Trascrizione del podcast

Siamo nel 1972, davanti a una scacchiera siedono due uomini, da una parte ce Robert James Fisher, Bobby per gli amici, dall’altra il grande maestro russo Boris Spassky.

Fino a quel momento il gioco degli scacchi era una questione russa, mai prima di allora un americano vinse il titolo mondiale, e mai dopo quella partita successe di nuovo. Infatti il caro Bobby le suona all’amico Boris. Il problema è il contesto storico, siamo in piena guerra fredda, russi e americani giocano una partita a scacchi globale, cercando di portare più nazioni possibili sotto il loro ideale, da una parte i sovietici comunisti dall’altra gli americani capitalisti. 

E un americano che si incula un russo a scacchi in un momento come quello è una qualcosa fa rumore. 


Un americano che si incula un russo a scacchi

Gli americani vanno in delirio, Fisher diventa un eroe nazionale. Peccato che Bobby è un tipo stravagante infatti vince e poi sparisce, se ne va a vivere in Islanda, gli americani ora sono orfani di un campione di scacchi e si crea un vuoto che tutti vorrebbero riempire. 

Ed qui che entra in gioco la storia un bambino che con la sua mamma tutti i giorni passeggia attraverso il Washington Square Park a New York, soffermandosi nell’area dedicata agli scacchi, dove ogni tipo di furfante si poteva fermare a giocare. C’erano tipi loschi, delinquenti, ubriaconi, giocatori d’azzardo, e un bambino di 6 anni che diventa il protetto di questo gruppo di individui.

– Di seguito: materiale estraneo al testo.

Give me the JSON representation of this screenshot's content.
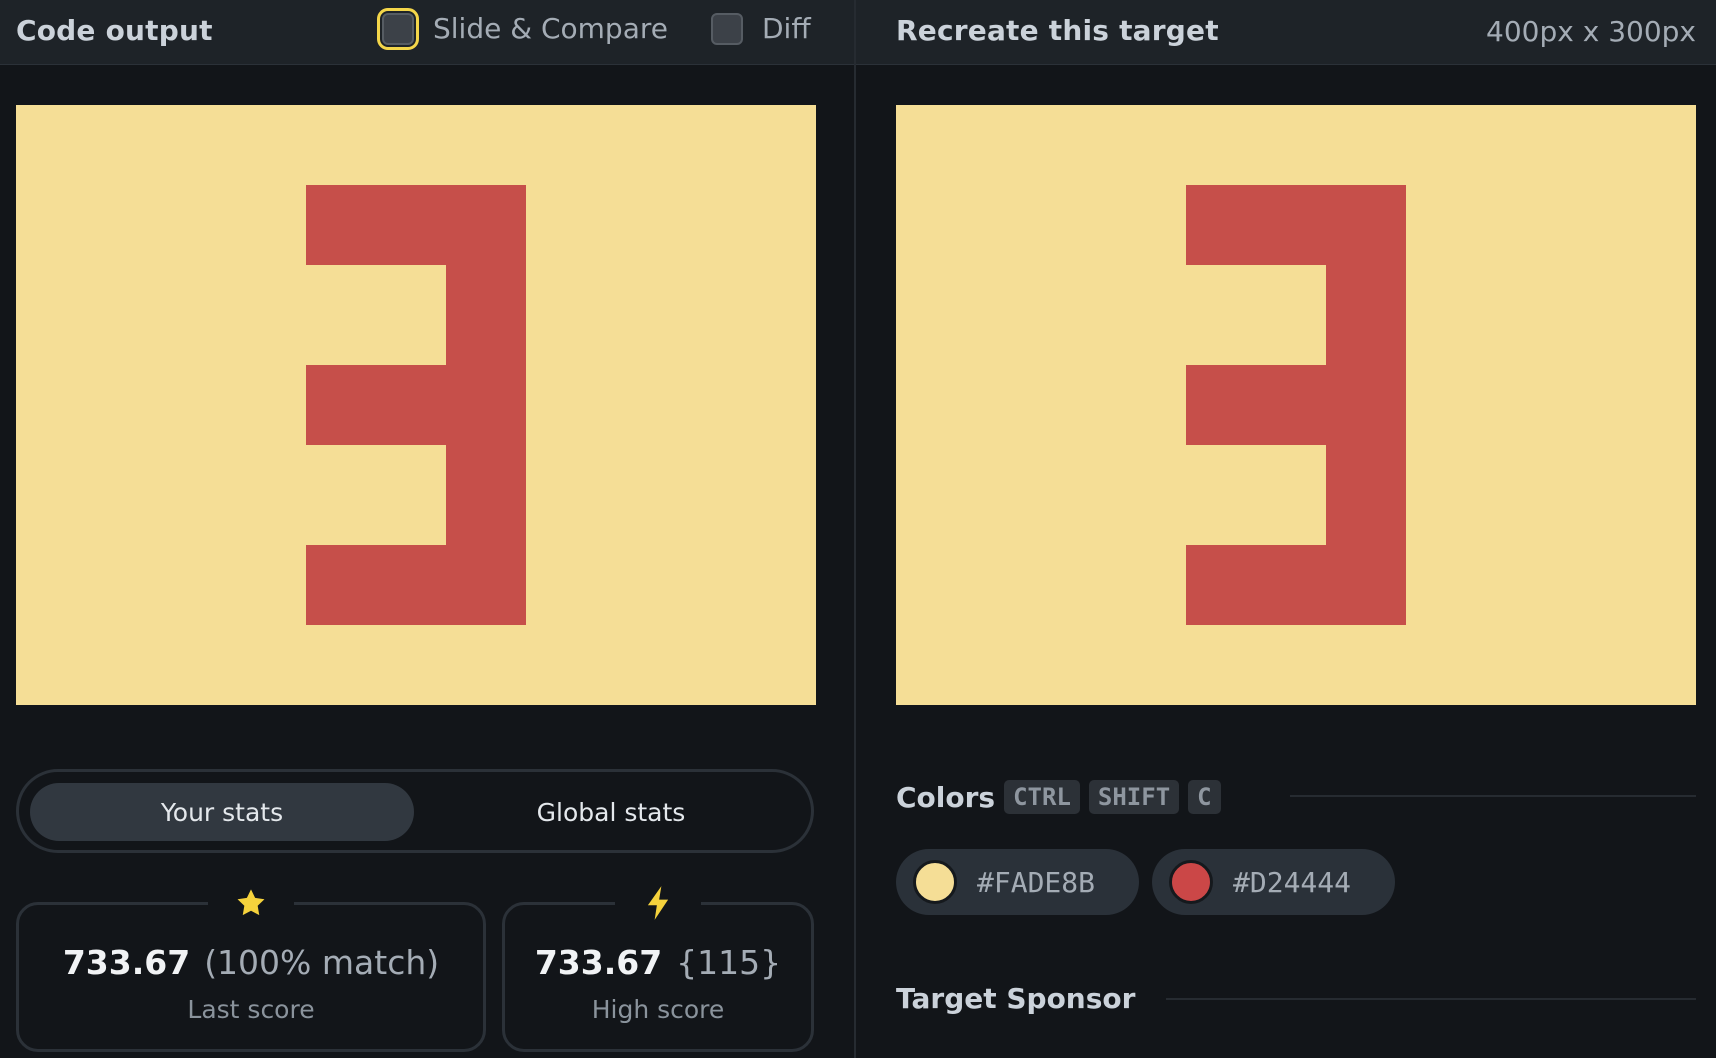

Da quell’angolo di parco nasce la storia di Joshua Waitzkin, il protagonista dell’episodio del podcast di oggi. E anche il protagonista del film in cerca di Bobby Fisher, se vi capita l’occasione andate a vederlo. 

Questo è libri per il successo – crescita personale da strada, un podcast prodotto e raccontato da Davide Mastrosimone. Siamo all’episodio 103. Vi ricordo che se andate sul sito www.libriperilsuccesso.com potete ottenere immediatamente il video corso sul linguaggio del corpo iscrivendovi alla newsletter. Trovate inoltre le informazioni sui percorsi personali che potete fare con me e il mio libro Sette colpi di Machete. 

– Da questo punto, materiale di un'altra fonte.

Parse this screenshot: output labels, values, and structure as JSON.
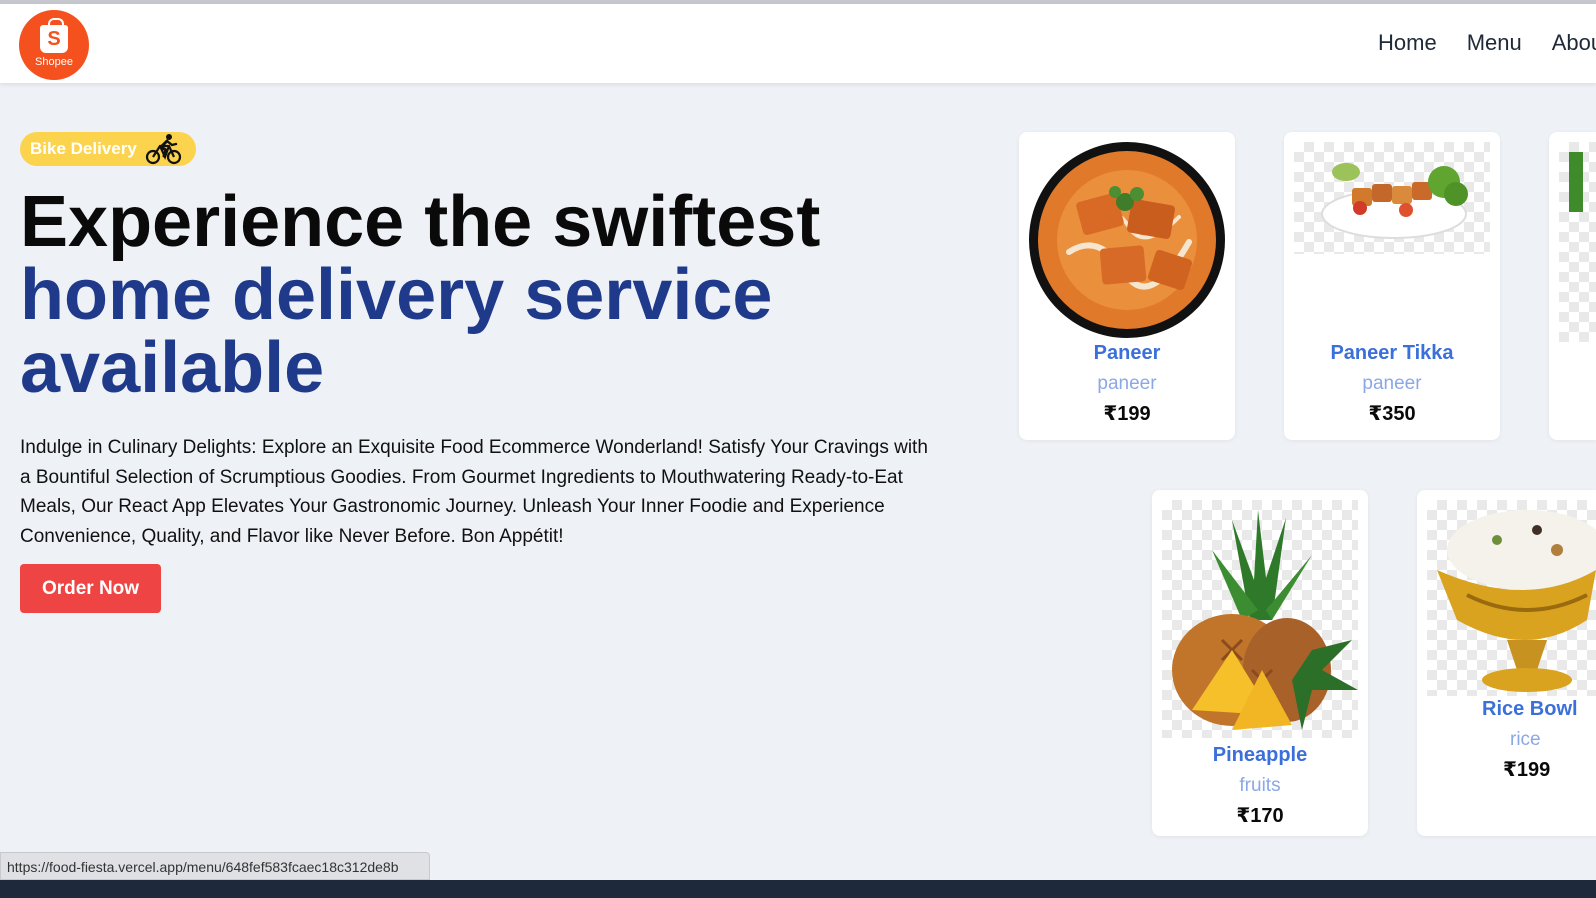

In cerca di Bobby Fisher, la storia di Joshua

Mi sono sempre piaciuti gli scacchi. Per un lungo periodo mi sono messo a studiarli. Il problema è che per studiarli sul serio ci devi dedicare la vita. Quindi son rimasto a godermi gli aspetti poetici del gioco, gli aneddoti, le storie, e qualche partita qui e la senza troppe pretese. E oggi vi racconto una delle mille storie che girano intorno a una scacchiera. 

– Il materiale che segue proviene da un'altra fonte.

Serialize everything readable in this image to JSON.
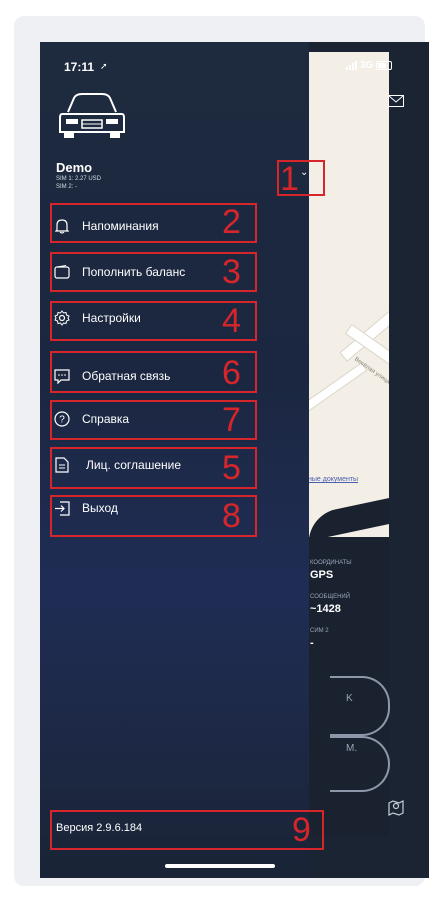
{
  "status_bar": {
    "time": "17:11",
    "network": "3G"
  },
  "user": {
    "name": "Demo",
    "sim1": "SIM 1: 2.27 USD",
    "sim2": "SIM 2: -"
  },
  "menu": {
    "items": [
      {
        "label": "Напоминания",
        "icon": "bell-icon",
        "annotation": "2"
      },
      {
        "label": "Пополнить баланс",
        "icon": "wallet-icon",
        "annotation": "3"
      },
      {
        "label": "Настройки",
        "icon": "gear-icon",
        "annotation": "4"
      },
      {
        "label": "Обратная связь",
        "icon": "chat-icon",
        "annotation": "6"
      },
      {
        "label": "Справка",
        "icon": "help-circle-icon",
        "annotation": "7"
      },
      {
        "label": "Лиц. соглашение",
        "icon": "document-icon",
        "annotation": "5"
      },
      {
        "label": "Выход",
        "icon": "logout-icon",
        "annotation": "8"
      }
    ]
  },
  "account_toggle_annotation": "1",
  "version": {
    "text": "Версия 2.9.6.184",
    "annotation": "9"
  },
  "map_panel": {
    "street": "Весёлая улица",
    "link": "ные документы",
    "stat1_label": "координаты",
    "stat1_value": "GPS",
    "stat2_label": "сообщений",
    "stat2_value": "~1428",
    "stat3_label": "сим 2",
    "stat3_value": "-",
    "dial1_text": "K",
    "dial2_text": "M."
  },
  "colors": {
    "annotation_red": "#d7262b",
    "drawer_bg": "#1e2a3e",
    "map_bg": "#f3efe6"
  }
}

Il nostro bambino impara a giocare con una tattica estremamente aggressiva, a detta sua la strategia era creare il caos nella scacchiera, lui faceva uscire molto presto la regina, nelle prime fase del gioco, cosa che a livello accademico viene vista come una strategia poco ortodossa e rischiosa. Ma ricordiamoci che i suoi avversari sono dei poco di buono che stanno a giocare in un parco, e questo aiuta tantissimo Josh, impara a battere l’uomo che ha davanti non solo la fila di pezzi che aspetta una mano che li muova. 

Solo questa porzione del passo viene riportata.